Sunday, June 30, 2013

Exciting, shocking find in Maliau Basin survey

LAHAD DATU: Despite various efforts to monitor encroachment by the relevant authorities, the Maliau Basin Conservation Area (MBCA), dubbed as Sabah’s ‘Lost World’, is still facing threat of environmental and wildlife disturbance as poachers and gaharu (sandalwood) collectors are occasionally intruding into the protected area.

This was the shocking discovery during a ten-day intensive resource and wildlife inventory survey to the pristine rain forest by local researchers, including this writer, recently.

Several members of the survey team not only found hard and fresh evidence of encroachment such as bullet casings, camping sites, hunting and fishing paraphernalia and graffiti on tree trunks but even came into close encounters with a band of suspected poachers or gaharu collectors.

In fact, three suspected poachers even ‘registered’ their presence by peeping into one of the 132 camera traps set up in scattered places by the survey team to capture wildlife presence in the Class 1 protected forest.

“After we destroyed the suspected poachers’ camping site, we were surprised when they suddenly appeared and fearing for our safety, we had to run away,” said Sharon Koh from World Wide Fund for Nature (WWF Malaysia), who participated in the field study.

A check with the Maliau Basin Studies Centre, an administrative centre for MBCA, revealed that the poaching and gaharu collectors’ activities are mainly confined to the MBCA buffer zone area, which plays a critical role in the protection of the MBCA.

The buffer zone is where most immediate threats to the 58,840-hectare MBCA are addressed in a tactical sense, including blocking the intrusion of hunters, loggers and gaharu collectors from entering the core areas.

Yayasan Sabah rangers with the cooperation of other government agencies, especially the Sabah Wildlife Department have been regularly patrolling the buffer zone as well as MBCA’s core areas to check out intruders, while rangers’ posts were also set up in several places, including Sungai Kuamut and Lake Linumunsut.

The intensive field survey however produced an impressive listing of mammals and birds, including rare and endangered species living in the untouched wilderness, characterized by diverse assemblage of forest types with complex river systems and dozens of beautiful waterfalls.

The local researchers comprising 137 participants were from Yayasan Sabah, University Malaysia Sabah (UMS), Sabah Wildlife Department, Sabah Parks, WWF Malaysia, Sabah Institute for Development Studies (IDS) and Kinabatangan Orang Utan Conservation Program (HUTAN-KOCP), INIKEA and Sabah Environmental Trust (SET).

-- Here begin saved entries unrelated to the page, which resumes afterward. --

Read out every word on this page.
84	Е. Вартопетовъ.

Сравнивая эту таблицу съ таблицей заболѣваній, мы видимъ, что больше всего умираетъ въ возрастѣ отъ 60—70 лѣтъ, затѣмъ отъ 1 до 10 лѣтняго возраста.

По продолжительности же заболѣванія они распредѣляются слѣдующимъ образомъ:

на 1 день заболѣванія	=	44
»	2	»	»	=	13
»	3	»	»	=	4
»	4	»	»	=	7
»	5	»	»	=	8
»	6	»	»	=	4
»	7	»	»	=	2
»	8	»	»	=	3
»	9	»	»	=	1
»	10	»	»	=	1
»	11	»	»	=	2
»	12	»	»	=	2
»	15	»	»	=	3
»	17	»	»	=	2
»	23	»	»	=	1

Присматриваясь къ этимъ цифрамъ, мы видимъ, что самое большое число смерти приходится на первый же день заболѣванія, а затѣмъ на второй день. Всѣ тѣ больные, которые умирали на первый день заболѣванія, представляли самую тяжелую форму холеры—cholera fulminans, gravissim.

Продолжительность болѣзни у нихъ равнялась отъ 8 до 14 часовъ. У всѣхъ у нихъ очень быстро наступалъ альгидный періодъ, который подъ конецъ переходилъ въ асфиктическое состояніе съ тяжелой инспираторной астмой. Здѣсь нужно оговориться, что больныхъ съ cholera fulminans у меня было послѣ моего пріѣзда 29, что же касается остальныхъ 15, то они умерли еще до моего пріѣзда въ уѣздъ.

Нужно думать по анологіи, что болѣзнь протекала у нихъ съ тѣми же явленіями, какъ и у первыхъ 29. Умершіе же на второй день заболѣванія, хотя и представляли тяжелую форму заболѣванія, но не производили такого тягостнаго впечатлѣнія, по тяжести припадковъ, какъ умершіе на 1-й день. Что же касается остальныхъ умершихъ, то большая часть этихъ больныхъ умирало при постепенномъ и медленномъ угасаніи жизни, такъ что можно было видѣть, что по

The flora and fauna inventory survey, which started on June 14, covered almost the entire conservation area, except the 15,000-ha heritage zone which was set aside for future generations to explore in the next 50 years (no sooner than 2050).

The intensive study confirmed that the protected area, which is slightly larger than Penang island, is home to some of Sabah’s most rare and endangered species, including Pigmy Elephants, Orang Utans and Proboscis Monkeys. Researchers also recorded the presence of other mammals through direct sighting or captured by camera traps such as Clouded Leopards, Malayan Sunbear, Barking Deer, Mousedeers, Banded Palm Civet, Bay Cat, Short-tail Mongoose, Borneon Gibbon, Porcupines, Pangolins and Langur.

The exciting list of birds recorded includes Bulwer’s Pheasant, Giant Pitta, Bathawk, Red-Bearded Bee-eater, Borneo Ground Cuckoo, White-fronted Falconet, Crested Fireback, Borneon Bristlehead, Scarlet-rumped Trogon and Borneon Bristlehead.

Alim Biun from Sabah Parks who is also an expert on birds confirmed that all eight living species of Borneon hornbills, including the Helmeted Hornbill, are also found in the 588.4 sq km conservation area.